L’imperialismo. A Preve non piace che io usi egemonismo. Tuttavia, imperialismo può essere utile nell’agitazione propagandistica, nella polemica, in ambito giornalistico. Nella scienza è necessario utilizzare nomi diversi per indicare fenomeni diversi. Se egemonismo non va bene, si dovrà trovare un altro termine; anche se a me egemonismo non dispiace. Imperialismo è stato usato per segnalare una semplice politica imperiale o come sinonimo di colonialismo (ad es. da Kautsky). Lenin, cui faccio riferimento come gran parte dei comunisti marxisti, criticò entrambi gli usi. Egli parlò di imperialismo per definire un determinato fenomeno (storico) secondo due aspetti che egli pose come principali. Intanto, la lotta per l’egemonia mondiale tra un certo numero di potenze più o meno della stessa forza. In questo senso (geopolitico) io parlo di policentrismo. Preve considera gli USA l’unica vera potenza mondiale, e talvolta (telefonicamente) si è detto poco convinto della mia tesi di un incipiente policentrismo; tanto più allora il termine “imperialismo” è poco appropriato. In ogni caso, sia chiaro che anch’io considero l’attuale epoca ancora per l’essenziale monocentrica; ritengo che si sia appena aperta la porta per l’entrata in una fase di avvicinamento progressivo al policentrismo (imperialistico). Sono convinto che tale fase non sia reversibile, e che quindi nel giro di qualche decennio saremo in una nuova epoca “imperialistica”; al momento non la considero però tale perché, appunto, non policentrica.
Imperialismo, per Lenin, significava però anche un altro processo. Si trattava della fase suprema o ultima del capitalismo, del suo stadio monopolistico (irreversibilmente stabilizzatosi), cioè di un periodo di massima centralizzazione dei capitali. Il dirigente bolscevico non pensava, come Kautsky o Hilferding, che si sarebbe giunti all’unico trust mondiale; non contestava però l’esistenza reale di tale tendenza univoca (anche lui non vedeva altro che questa), era semplicemente convinto che essa si stesse affermando tra scontri mondiali intercapitalistici (interdominanti) acutissimi che avrebbero condotto alla generale rivoluzione proletaria (di cui quella russa fu pensata come semplice inizio, come detonatore, come innesco).

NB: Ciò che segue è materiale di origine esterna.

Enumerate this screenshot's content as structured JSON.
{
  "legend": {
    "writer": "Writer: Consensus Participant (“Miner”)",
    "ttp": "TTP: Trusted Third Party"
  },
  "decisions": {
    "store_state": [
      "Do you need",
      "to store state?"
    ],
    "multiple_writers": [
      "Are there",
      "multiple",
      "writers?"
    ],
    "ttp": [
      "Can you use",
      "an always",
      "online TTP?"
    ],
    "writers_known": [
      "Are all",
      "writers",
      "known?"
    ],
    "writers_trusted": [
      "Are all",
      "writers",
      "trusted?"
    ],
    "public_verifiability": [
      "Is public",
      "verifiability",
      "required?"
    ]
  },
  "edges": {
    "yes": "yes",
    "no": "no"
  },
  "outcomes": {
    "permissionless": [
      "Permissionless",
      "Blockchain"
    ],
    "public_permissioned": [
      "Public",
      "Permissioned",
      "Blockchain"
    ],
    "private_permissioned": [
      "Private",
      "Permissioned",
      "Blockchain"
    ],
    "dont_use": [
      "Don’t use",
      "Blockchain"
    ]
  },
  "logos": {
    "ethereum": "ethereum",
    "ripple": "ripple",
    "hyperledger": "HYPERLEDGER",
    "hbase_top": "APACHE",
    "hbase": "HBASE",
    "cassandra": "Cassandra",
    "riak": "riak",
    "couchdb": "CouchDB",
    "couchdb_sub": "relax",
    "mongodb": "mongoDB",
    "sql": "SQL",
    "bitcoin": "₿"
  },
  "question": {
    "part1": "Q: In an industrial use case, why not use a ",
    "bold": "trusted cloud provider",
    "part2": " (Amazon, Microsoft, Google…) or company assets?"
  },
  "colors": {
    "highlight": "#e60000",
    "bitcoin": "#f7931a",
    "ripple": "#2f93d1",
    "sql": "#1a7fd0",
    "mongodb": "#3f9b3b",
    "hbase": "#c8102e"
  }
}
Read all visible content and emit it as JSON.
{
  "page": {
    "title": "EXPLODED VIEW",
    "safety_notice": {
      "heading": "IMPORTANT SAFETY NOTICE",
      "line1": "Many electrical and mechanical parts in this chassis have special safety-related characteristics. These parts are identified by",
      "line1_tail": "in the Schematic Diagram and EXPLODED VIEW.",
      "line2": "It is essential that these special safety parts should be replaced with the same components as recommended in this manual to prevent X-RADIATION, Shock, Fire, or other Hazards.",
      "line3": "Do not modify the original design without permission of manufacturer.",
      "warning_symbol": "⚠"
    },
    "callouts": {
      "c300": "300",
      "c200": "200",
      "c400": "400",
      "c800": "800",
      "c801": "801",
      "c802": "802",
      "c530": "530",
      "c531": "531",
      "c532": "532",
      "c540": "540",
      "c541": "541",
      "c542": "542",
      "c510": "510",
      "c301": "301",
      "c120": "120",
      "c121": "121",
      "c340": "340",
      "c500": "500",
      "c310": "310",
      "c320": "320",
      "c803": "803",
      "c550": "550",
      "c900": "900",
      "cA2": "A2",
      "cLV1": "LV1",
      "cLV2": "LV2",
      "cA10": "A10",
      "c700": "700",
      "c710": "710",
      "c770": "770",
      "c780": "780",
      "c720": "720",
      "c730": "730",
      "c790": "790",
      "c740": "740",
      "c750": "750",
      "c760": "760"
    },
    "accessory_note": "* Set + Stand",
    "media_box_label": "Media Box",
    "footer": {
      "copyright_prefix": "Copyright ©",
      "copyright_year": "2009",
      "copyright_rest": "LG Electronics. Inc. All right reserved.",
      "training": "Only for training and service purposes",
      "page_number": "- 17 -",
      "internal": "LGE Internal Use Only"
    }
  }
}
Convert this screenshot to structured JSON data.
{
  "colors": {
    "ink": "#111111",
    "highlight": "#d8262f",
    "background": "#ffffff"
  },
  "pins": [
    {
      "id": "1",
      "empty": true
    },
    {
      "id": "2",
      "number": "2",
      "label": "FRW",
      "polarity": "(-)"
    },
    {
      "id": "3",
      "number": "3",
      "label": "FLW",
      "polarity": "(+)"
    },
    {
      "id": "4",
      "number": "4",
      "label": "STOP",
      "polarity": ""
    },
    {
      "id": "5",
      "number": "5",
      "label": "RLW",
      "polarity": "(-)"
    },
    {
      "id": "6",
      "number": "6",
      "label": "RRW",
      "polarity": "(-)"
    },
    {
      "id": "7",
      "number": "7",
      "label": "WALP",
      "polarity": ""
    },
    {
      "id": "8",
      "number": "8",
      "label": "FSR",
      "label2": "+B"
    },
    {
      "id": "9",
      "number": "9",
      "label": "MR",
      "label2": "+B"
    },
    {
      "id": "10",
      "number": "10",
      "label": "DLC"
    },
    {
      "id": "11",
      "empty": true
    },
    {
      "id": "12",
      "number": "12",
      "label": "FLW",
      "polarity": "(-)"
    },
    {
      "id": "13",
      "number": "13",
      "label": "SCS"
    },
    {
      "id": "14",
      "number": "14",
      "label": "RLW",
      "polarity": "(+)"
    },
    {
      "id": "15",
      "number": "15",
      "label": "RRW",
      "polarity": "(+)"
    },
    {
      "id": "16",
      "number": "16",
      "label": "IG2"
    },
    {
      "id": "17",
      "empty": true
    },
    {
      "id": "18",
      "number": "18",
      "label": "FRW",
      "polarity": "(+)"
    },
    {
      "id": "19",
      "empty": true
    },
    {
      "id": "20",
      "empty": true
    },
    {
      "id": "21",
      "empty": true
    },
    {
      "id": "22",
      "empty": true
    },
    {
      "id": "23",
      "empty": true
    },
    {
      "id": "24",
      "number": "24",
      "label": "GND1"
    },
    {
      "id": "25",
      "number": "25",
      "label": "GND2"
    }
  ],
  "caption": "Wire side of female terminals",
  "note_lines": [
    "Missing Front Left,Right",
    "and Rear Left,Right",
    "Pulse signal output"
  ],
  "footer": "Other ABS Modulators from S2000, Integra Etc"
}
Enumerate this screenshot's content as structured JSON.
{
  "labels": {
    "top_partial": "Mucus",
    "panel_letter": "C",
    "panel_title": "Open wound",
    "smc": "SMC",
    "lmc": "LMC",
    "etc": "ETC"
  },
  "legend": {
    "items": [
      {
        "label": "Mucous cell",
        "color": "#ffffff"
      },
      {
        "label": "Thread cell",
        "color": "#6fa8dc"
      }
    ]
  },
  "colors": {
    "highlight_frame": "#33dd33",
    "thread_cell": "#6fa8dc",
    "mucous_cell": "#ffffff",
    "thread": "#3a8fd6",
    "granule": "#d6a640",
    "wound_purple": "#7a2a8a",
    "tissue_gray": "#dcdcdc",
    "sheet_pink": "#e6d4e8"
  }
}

La rivoluzione proletaria mondiale non c’è stata; laddove si era prodotto qualcosa che ad essa poteva assomigliare (ma che alla fine si dimostrò essere ben diverso), il processo è completamente rifluito; l’aumento delle dimensioni d’impresa è proseguito imperterrito senza arrivare ad alcun ultimo o supremo stadio monopolistico. Tuttavia i marxisti sclerotici d’oggidì continuano, essi pure imperterriti, a parlare di massima centralizzazione capitalistica, della lineare e continua crescita della dominanza e parassitismo del capitale finanziario, ecc.
In realtà, il gigantismo delle imprese va messo in rapporto con l’ampliamento e l’infittimento del reticolo mercantile e con le periodiche grandi epoche di innovazioni di processo e di prodotto che riarticolano i rapporti tra i vari settori produttivi del sistema economico, creandone molti di nuovi dove i vari capitali si precipitano riaccendendo la loro reciproca conflittualità, ecc. Non esiste ultimo stadio, “massima” centralizzazione monopolistica e tutte le altre belle previsioni (sballate) del marxismo d’antan. Quindi né dal punto di vista geopolitico della lotta tra potenze, né da quello dello “stadio monopolistico” (in quanto “fase ultima o suprema”) del capitalismo, sussistono quelle condizioni considerate da Lenin e raggruppate sotto la denominazione di “imperialismo”.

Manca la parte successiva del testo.